Community support and partnerships
We share a vital connection with our local communities. All of us want to protect the public and help offenders remain crime-free. To achieve this, for each offender we must weigh up their rehabilitation needs against the risks that they pose.
Community work is our most common community-based sentence. In 2015/16 there were an average of 27,078 offenders serving community-based sentences, and over 15,000 of these were community work sentences. Judges can require offenders to do between 40 and 400 hours of community work – so that adds up to a lot of hours in a year. In the 12 months to June 2016, almost two million hours were spent on community work projects across the country.
Work includes a wide range of activities, including gardening, painting, building, picking up rubbish, graffiti clean-up and the general maintenance of public land and buildings.
Strengthening our partnerships to deliver our shared objectives
When offenders are in our care, Corrections works to provide rehabilitative and reintegrative services that will make a difference in their lives. However, the most effective and long term forms of support come from the community that a person lives in. Recognising this, Corrections continues to be involved in a range of activities with other organisations, with the overriding aim of making New Zealand communities more supportive places to live.
Our work has included partnerships with over a hundred organisations, which deliver programmes to support the rehabilitation and reintegration of offenders. External organisations are essential to interventions such as Tikanga Mäori, Family Violence programmes and Drug Treatment Units, as well as many forms of education and training. Working with other organisations enhances the provision of rehabilitative and reintegrative support to offenders, and contributes to building safer and more positive communities.
Social housing
Corrections has a contract with Housing New Zealand to refurbish around 40 state houses; prisoners are using their construction trade skills at Spring Hill Corrections Facility and Rolleston Prison to complete the houses. Corrections has nine instructors who teach prisoners trade skills in painting, plastering, electricity, carpentry, plumbing and timber joinery. The aim is to have more than 90 prisoners employed.
Habitat for Humanity is a volunteer organisation that builds new homes or repairs homes for those most in need. On 17 June 2016, a single mum with three children received a new house, which was the third built by offenders on behalf of Habitat for Humanity, and has changed the lives of this family.
The Howard League for Penal Reform
The Howard League for Penal Reform were winners of the Corrections Partner of the Year Award for 2016.
Around 70% of prisoners have low levels of reading and writing, and this award recognises the great success the Howard League has had with their literacy and driver licence programmes in New Zealand prisons.
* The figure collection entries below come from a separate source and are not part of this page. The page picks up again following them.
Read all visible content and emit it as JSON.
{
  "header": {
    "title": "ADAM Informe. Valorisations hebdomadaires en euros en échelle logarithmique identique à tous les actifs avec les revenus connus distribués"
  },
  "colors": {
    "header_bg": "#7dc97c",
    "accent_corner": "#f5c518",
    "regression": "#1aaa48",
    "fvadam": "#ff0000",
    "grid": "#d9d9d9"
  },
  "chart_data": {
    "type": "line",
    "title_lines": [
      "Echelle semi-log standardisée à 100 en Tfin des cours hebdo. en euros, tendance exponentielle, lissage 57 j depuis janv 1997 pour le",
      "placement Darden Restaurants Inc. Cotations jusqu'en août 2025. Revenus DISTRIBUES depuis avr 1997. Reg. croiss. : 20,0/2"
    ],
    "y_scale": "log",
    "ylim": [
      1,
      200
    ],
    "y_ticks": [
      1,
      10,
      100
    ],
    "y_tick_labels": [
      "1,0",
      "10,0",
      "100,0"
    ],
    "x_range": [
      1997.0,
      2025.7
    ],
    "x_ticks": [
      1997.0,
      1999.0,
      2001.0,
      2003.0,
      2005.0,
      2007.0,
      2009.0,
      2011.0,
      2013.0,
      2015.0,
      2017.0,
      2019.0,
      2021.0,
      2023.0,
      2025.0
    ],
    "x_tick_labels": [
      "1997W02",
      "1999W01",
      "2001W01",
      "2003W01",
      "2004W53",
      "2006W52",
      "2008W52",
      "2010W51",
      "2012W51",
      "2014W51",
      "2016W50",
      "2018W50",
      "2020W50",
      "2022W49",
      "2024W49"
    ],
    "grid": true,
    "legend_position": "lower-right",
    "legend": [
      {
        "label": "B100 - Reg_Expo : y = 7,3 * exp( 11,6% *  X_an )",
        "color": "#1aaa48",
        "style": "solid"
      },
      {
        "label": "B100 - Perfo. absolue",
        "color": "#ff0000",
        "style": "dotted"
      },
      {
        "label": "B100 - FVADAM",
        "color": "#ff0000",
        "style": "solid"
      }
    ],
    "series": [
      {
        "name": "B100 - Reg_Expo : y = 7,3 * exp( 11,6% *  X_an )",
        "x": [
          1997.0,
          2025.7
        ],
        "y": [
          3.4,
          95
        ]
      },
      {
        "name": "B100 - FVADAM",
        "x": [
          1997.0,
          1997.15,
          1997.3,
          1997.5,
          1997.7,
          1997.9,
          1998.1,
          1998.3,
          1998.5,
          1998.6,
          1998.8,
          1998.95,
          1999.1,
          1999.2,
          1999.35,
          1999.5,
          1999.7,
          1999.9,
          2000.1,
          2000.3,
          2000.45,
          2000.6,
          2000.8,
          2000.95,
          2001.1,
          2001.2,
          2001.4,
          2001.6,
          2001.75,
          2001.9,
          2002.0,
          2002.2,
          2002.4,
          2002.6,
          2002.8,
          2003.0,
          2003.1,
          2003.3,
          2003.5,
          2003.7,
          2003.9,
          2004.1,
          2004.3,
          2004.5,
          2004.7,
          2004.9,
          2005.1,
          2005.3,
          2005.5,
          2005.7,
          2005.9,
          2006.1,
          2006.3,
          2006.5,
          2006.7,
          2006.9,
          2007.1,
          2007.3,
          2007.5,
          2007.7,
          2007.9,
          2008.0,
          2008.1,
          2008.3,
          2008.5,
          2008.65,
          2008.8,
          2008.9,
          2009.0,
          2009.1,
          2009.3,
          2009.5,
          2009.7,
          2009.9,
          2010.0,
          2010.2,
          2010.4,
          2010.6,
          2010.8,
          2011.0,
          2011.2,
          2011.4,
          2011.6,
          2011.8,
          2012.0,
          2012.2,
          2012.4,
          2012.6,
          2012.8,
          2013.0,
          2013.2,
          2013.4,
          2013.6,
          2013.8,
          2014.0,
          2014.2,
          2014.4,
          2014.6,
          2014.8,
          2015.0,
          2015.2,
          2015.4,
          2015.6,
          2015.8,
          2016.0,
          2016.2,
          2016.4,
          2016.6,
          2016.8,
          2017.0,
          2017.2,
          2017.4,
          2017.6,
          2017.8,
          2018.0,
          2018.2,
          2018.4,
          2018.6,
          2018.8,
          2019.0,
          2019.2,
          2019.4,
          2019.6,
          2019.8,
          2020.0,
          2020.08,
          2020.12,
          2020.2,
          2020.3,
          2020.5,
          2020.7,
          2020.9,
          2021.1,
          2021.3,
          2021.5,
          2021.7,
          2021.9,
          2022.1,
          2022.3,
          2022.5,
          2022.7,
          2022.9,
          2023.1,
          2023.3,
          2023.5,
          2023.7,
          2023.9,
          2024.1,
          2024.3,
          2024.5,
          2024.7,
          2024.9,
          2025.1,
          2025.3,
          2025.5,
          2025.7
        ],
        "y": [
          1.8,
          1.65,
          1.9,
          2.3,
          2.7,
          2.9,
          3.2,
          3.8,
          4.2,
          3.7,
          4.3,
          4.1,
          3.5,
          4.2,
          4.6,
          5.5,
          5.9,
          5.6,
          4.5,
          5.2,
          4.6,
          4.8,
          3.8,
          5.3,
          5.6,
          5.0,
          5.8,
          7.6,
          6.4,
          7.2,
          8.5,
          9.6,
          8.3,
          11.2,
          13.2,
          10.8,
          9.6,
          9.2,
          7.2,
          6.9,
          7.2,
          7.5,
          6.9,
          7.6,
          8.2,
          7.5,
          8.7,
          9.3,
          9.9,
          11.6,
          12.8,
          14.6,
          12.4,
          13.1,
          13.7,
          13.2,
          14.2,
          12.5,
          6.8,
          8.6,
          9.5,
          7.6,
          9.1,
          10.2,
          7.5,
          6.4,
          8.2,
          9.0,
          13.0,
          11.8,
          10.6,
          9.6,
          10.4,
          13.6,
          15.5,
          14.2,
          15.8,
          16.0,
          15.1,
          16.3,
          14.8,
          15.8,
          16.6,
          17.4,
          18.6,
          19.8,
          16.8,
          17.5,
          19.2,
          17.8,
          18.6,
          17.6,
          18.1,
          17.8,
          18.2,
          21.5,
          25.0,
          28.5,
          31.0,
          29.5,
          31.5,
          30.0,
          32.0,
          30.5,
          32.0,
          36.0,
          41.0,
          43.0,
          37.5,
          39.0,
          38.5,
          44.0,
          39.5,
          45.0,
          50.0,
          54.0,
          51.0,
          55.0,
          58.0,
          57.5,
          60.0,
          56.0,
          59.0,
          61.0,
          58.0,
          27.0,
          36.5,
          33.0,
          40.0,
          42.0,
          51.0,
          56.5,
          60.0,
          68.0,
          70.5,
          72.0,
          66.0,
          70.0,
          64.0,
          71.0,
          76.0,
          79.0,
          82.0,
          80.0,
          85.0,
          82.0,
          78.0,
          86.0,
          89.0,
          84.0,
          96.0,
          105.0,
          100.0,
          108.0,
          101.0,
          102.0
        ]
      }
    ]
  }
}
The League’s literacy programme is delivered by volunteers, and aims to improve the literacy levels of prisoners.
The Howard League’s Driver Licence Initiative provides offenders the tools and access they need to obtain their driver’s licence. Both of these programmes are designed to provide prisoners tools and skills that can motivate them to turn their lives around and reduce re-offending.
Employer partnerships that open up job opportunities
An employer breakfast took place in Auckland in November 2015, at which around 80 of New Zealand’s biggest employers heard about Corrections’ work to provide offenders with jobs skills. Feedback from this event was extremely positive, with one attendee describing it as “a superb session – great speakers, meaningful messages and realistic targets for New Zealand to work towards. I felt extremely fortunate being there and hope I can in some way help to make a difference.” Following this, future events are being considered for Wellington, Christchurch and Hamilton.
Prison Gate to Plate dinners – Visa Wellington on a Plate
The popularity of the Prison Gate to Plate dinners at Rimutaka Prison, as part of Visa Wellington on a Plate, continues to rise. The tickets for this annual event sell out faster than any other for the Wellington on a Plate festival – in a matter of minutes last year. In 2016 we are in our fourth year, and it is encouraging to see how the public has embraced the concept of a prison cooked meal as a sought-after event. The dinners highlight the training and job opportunities available for prisoners, while helping to dispel people’s stereotypes about those behind bars.